Aquilaは、全世界の人々にインターネット接続環境提供を目指す活動Internet.orgの一環として、Facebookが開発を進めている無人飛行機。成層圏を自動飛行させ、上空から無線インターネット接続サービスを提供したい考えだ。Aquilaの小型バージョンの機体は、2015年に入ってから試験飛行済み。
Aquilaのフルサイズバージョンは、翼幅(翼長)が約35mあるボーイング737と同程度の大きな飛行機だが、重量は数百分の一しかないという。ほぼ全体が翼になっており、その表面に貼り付けたソーラー発電パネルから得た電力でプロペラを回して成層圏を飛行する。
90日間にわたって無着陸で特定地域の上空を周回飛行し、半径50kmのエリアにインターネット接続環境を構築する。ただし、各ユーザーのスマートフォンなどとAquilaが直接接続するわけではない。地上に設ける小型基地局がAquilaとの通信を担い、ユーザー向けサービスはこの基地局からLTEや無線LAN(Wi-Fi)で提供する。

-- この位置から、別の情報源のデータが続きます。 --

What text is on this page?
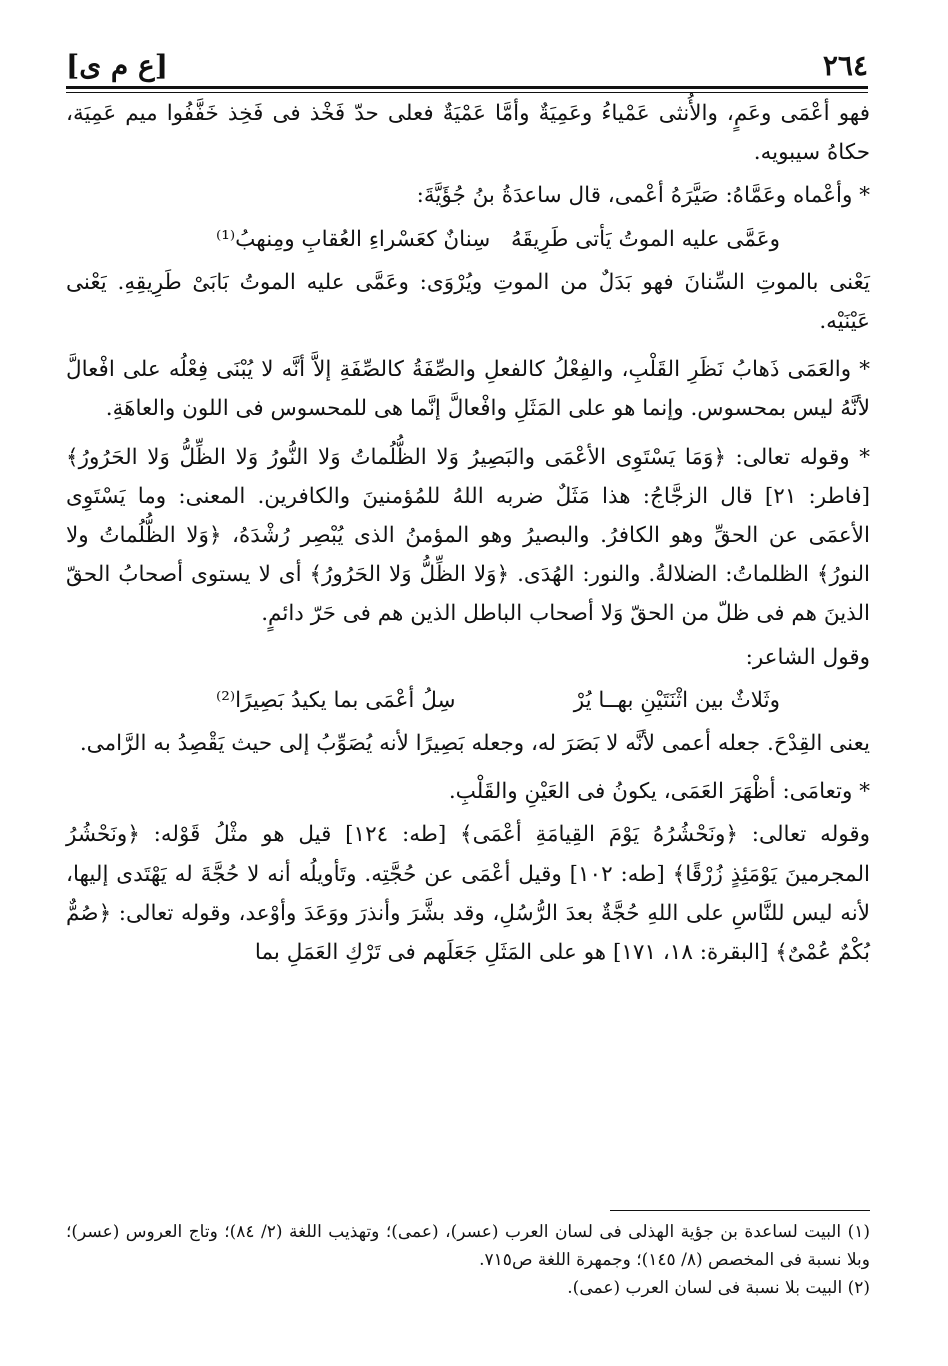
[ع م ى]	٢٦٤

فهو أعْمَى وعَمٍ، والأُنثى عَمْياءُ وعَمِيَةٌ وأمَّا عَمْيَةٌ فعلى حدّ فَخْذ فى فَخِذ خَفَّفُوا ميم عَمِيَة، حكاهُ سيبويه.

* وأعْماه وعَمَّاهُ: صَيَّرَهُ أعْمى، قال ساعدَةُ بنُ جُؤَيَّةَ:

وعَمَّى عليه الموتُ يَأتى طَرِيقَهُ
سِنانٌ كعَسْراءِ العُقابِ ومِنهبُ⁽¹⁾

يَعْنى بالموتِ السِّنانَ فهو بَدَلٌ من الموتِ ويُرْوَى: وعَمَّى عليه الموتُ بَابَىْ طَرِيقِهِ. يَعْنى عَيْنَيْه.

* والعَمَى ذَهابُ نَظَرِ القَلْبِ، والفِعْلُ كالفعلِ والصِّفَةُ كالصِّفَةِ إلاَّ أنَّه لا يُبْنَى فِعْلُه على افْعالَّ لأنَّهُ ليس بمحسوس. وإنما هو على المَثَلِ وافْعالَّ إنَّما هى للمحسوس فى اللون والعاهَةِ.

* وقوله تعالى: ﴿وَمَا يَسْتَوِى الأعْمَى والبَصِيرُ وَلا الظُّلُماتُ وَلا النُّورُ وَلا الظِّلُّ وَلا الحَرُورُ﴾ [فاطر: ٢١] قال الزجَّاجُ: هذا مَثَلٌ ضربه اللهُ للمُؤمنينَ والكافرين. المعنى: وما يَسْتَوِى الأعمَى عن الحقِّ وهو الكافرُ. والبصيرُ وهو المؤمنُ الذى يُبْصِر رُشْدَهُ، ﴿وَلا الظُّلُماتُ ولا النورُ﴾ الظلماتُ: الضلالةُ. والنور: الهُدَى. ﴿وَلا الظِّلُّ وَلا الحَرُورُ﴾ أى لا يستوى أصحابُ الحقّ الذينَ هم فى ظلّ من الحقّ وَلا أصحاب الباطل الذين هم فى حَرّ دائمٍ.

وقول الشاعر:

وثَلاثٌ بين اثْنَتَيْنِ بهــا يُرْ
سِلُ أعْمَى بما يكيدُ بَصِيرًا⁽²⁾

يعنى القِدْحَ. جعله أعمى لأنَّه لا بَصَرَ له، وجعله بَصِيرًا لأنه يُصَوِّبُ إلى حيث يَقْصِدُ به الرَّامى.

* وتعامَى: أظْهَرَ العَمَى، يكونُ فى العَيْنِ والقَلْبِ.

وقوله تعالى: ﴿ونَحْشُرُهُ يَوْمَ القِيامَةِ أعْمَى﴾ [طه: ١٢٤] قيل هو مثْلُ قَوْله: ﴿ونَحْشُرُ المجرمينَ يَوْمَئِذٍ زُرْقًا﴾ [طه: ١٠٢] وقيل أعْمَى عن حُجَّتِه. وتَأويلُه أنه لا حُجَّةَ له يَهْتَدى إليها، لأنه ليس للنَّاسِ على اللهِ حُجَّةٌ بعدَ الرُّسُلِ، وقد بشَّرَ وأنذرَ ووَعَدَ وأوْعد، وقوله تعالى: ﴿صُمٌّ بُكْمٌ عُمْىٌ﴾ [البقرة: ١٨، ١٧١] هو على المَثَلِ جَعَلَهم فى تَرْكِ العَمَلِ بما

(١) البيت لساعدة بن جؤية الهذلى فى لسان العرب (عسر)، (عمى)؛ وتهذيب اللغة (٢/ ٨٤)؛ وتاج العروس (عسر)؛ وبلا نسبة فى المخصص (٨/ ١٤٥)؛ وجمهرة اللغة ص٧١٥.

(٢) البيت بلا نسبة فى لسان العرب (عمى).
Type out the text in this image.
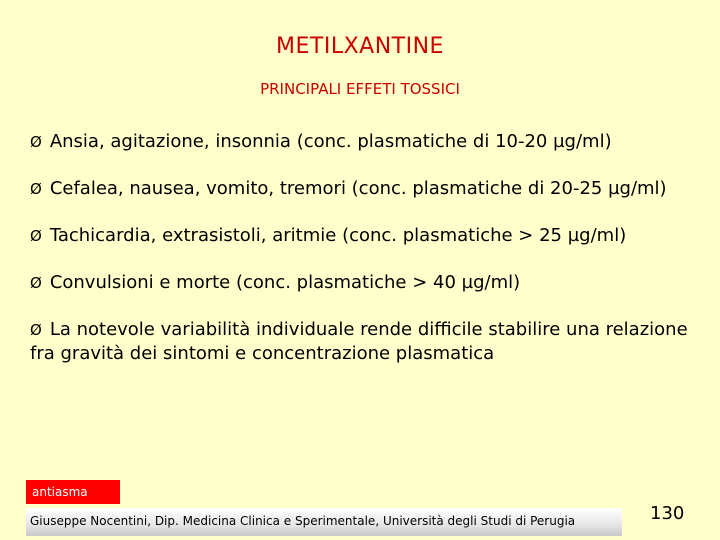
METILXANTINE
PRINCIPALI EFFETI TOSSICI
Ø Ansia, agitazione, insonnia (conc. plasmatiche di 10-20 µg/ml)
Ø Cefalea, nausea, vomito, tremori (conc. plasmatiche di 20-25 µg/ml)
Ø Tachicardia, extrasistoli, aritmie (conc. plasmatiche > 25 µg/ml)
Ø Convulsioni e morte (conc. plasmatiche > 40 µg/ml)
Ø La notevole variabilità individuale rende difficile stabilire una relazione fra gravità dei sintomi e concentrazione plasmatica
antiasma
Giuseppe Nocentini, Dip. Medicina Clinica e Sperimentale, Università degli Studi di Perugia	130
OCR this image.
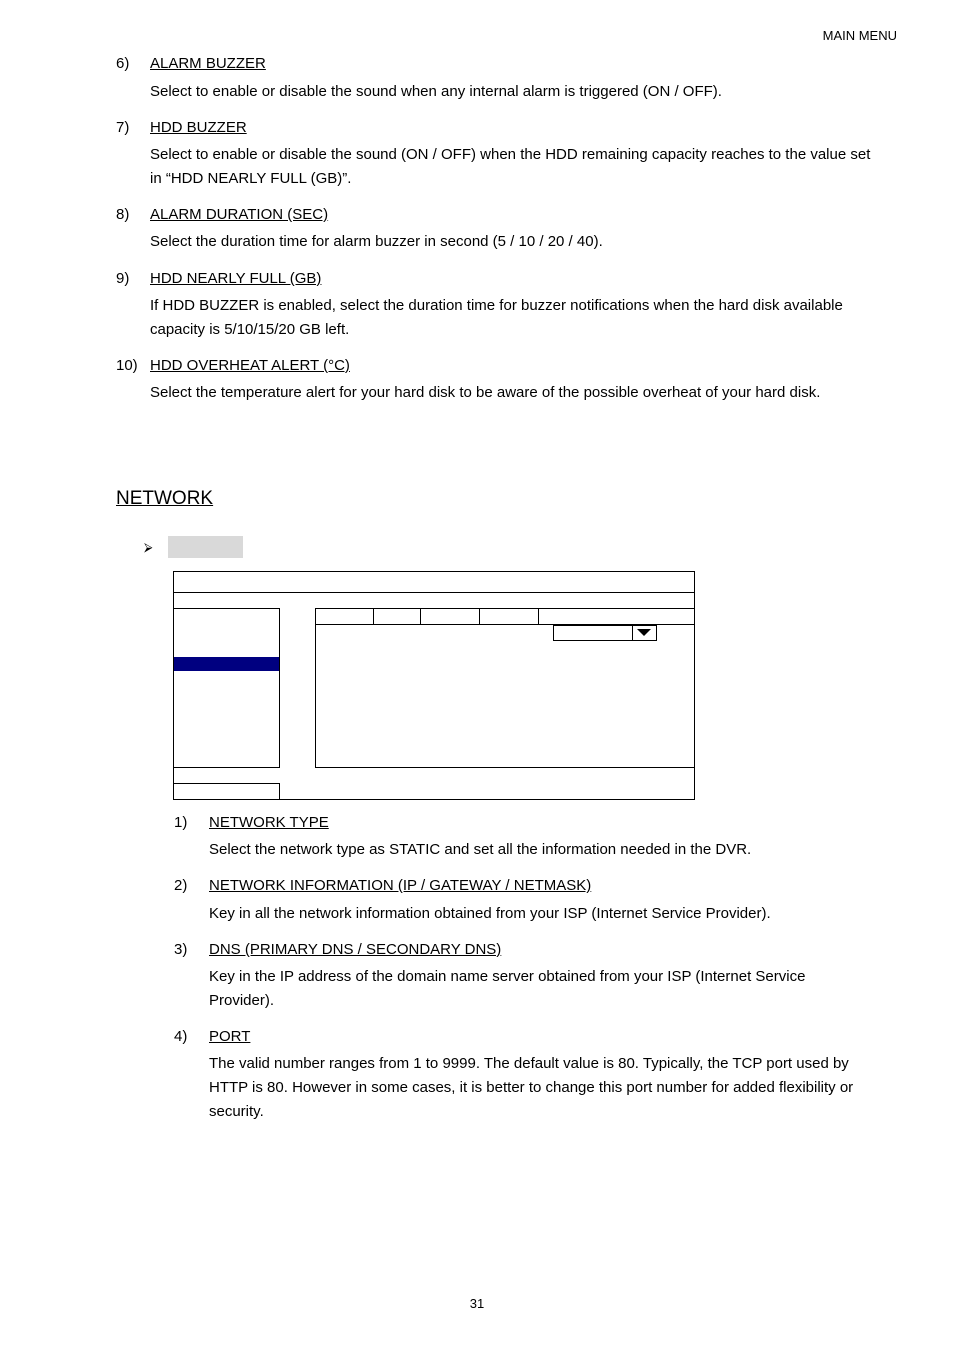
MAIN MENU
6) ALARM BUZZER
Select to enable or disable the sound when any internal alarm is triggered (ON / OFF).
7) HDD BUZZER
Select to enable or disable the sound (ON / OFF) when the HDD remaining capacity reaches to the value set
in “HDD NEARLY FULL (GB)”.
8) ALARM DURATION (SEC)
Select the duration time for alarm buzzer in second (5 / 10 / 20 / 40).
9) HDD NEARLY FULL (GB)
If HDD BUZZER is enabled, select the duration time for buzzer notifications when the hard disk available
capacity is 5/10/15/20 GB left.
10) HDD OVERHEAT ALERT (°C)
Select the temperature alert for your hard disk to be aware of the possible overheat of your hard disk.
NETWORK
⮚
1) NETWORK TYPE
Select the network type as STATIC and set all the information needed in the DVR.
2) NETWORK INFORMATION (IP / GATEWAY / NETMASK)
Key in all the network information obtained from your ISP (Internet Service Provider).
3) DNS (PRIMARY DNS / SECONDARY DNS)
Key in the IP address of the domain name server obtained from your ISP (Internet Service
Provider).
4) PORT
The valid number ranges from 1 to 9999. The default value is 80. Typically, the TCP port used by
HTTP is 80. However in some cases, it is better to change this port number for added flexibility or
security.
31
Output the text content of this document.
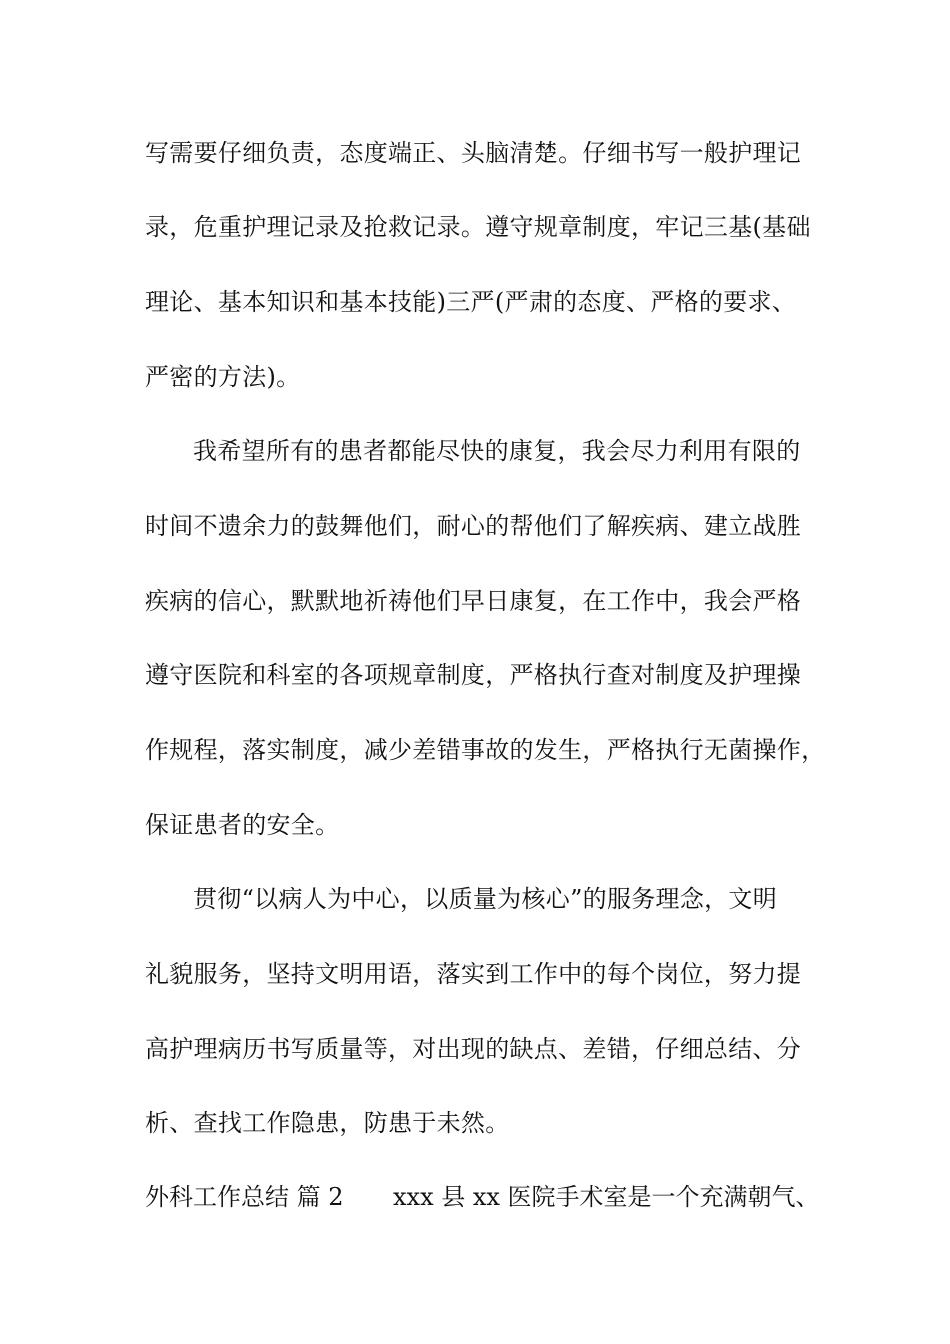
写需要仔细负责，态度端正、头脑清楚。仔细书写一般护理记
录，危重护理记录及抢救记录。遵守规章制度，牢记三基(基础
理论、基本知识和基本技能)三严(严肃的态度、严格的要求、
严密的方法)。
我希望所有的患者都能尽快的康复，我会尽力利用有限的
时间不遗余力的鼓舞他们，耐心的帮他们了解疾病、建立战胜
疾病的信心，默默地祈祷他们早日康复，在工作中，我会严格
遵守医院和科室的各项规章制度，严格执行查对制度及护理操
作规程，落实制度，减少差错事故的发生，严格执行无菌操作，
保证患者的安全。
贯彻“以病人为中心，以质量为核心”的服务理念，文明
礼貌服务，坚持文明用语，落实到工作中的每个岗位，努力提
高护理病历书写质量等，对出现的缺点、差错，仔细总结、分
析、查找工作隐患，防患于未然。
外科工作总结 篇 2 xxx 县 xx 医院手术室是一个充满朝气、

飛行高度は6~9万フィート(およそ1万8000~2万7000m)で、通常の航空路よりはるかに高く、気象変化の影響を受けずに済む。また、太陽の光を受けられる昼間は9万フィートという高々度で発電量を増やすと同時に位置エネルギーを高め、夜間は位置エネルギーを消費しつつ6万フィードまで下降することで電力の消費量を抑える工夫をする。
Aquilaが行う地上局とAquila同士の通信には、転送速度が数十Gbpsというレーザーを利用する計画だ。この新しいレーザー技術は、高速なデータ通信が行えるだけでなく、10マイル(約16km)離れた場所からサイコロ大の対象物を狙えるほど精度が高いという。
Facebookは、この機体を使った飛行試験を2015年中に開始する計画だという。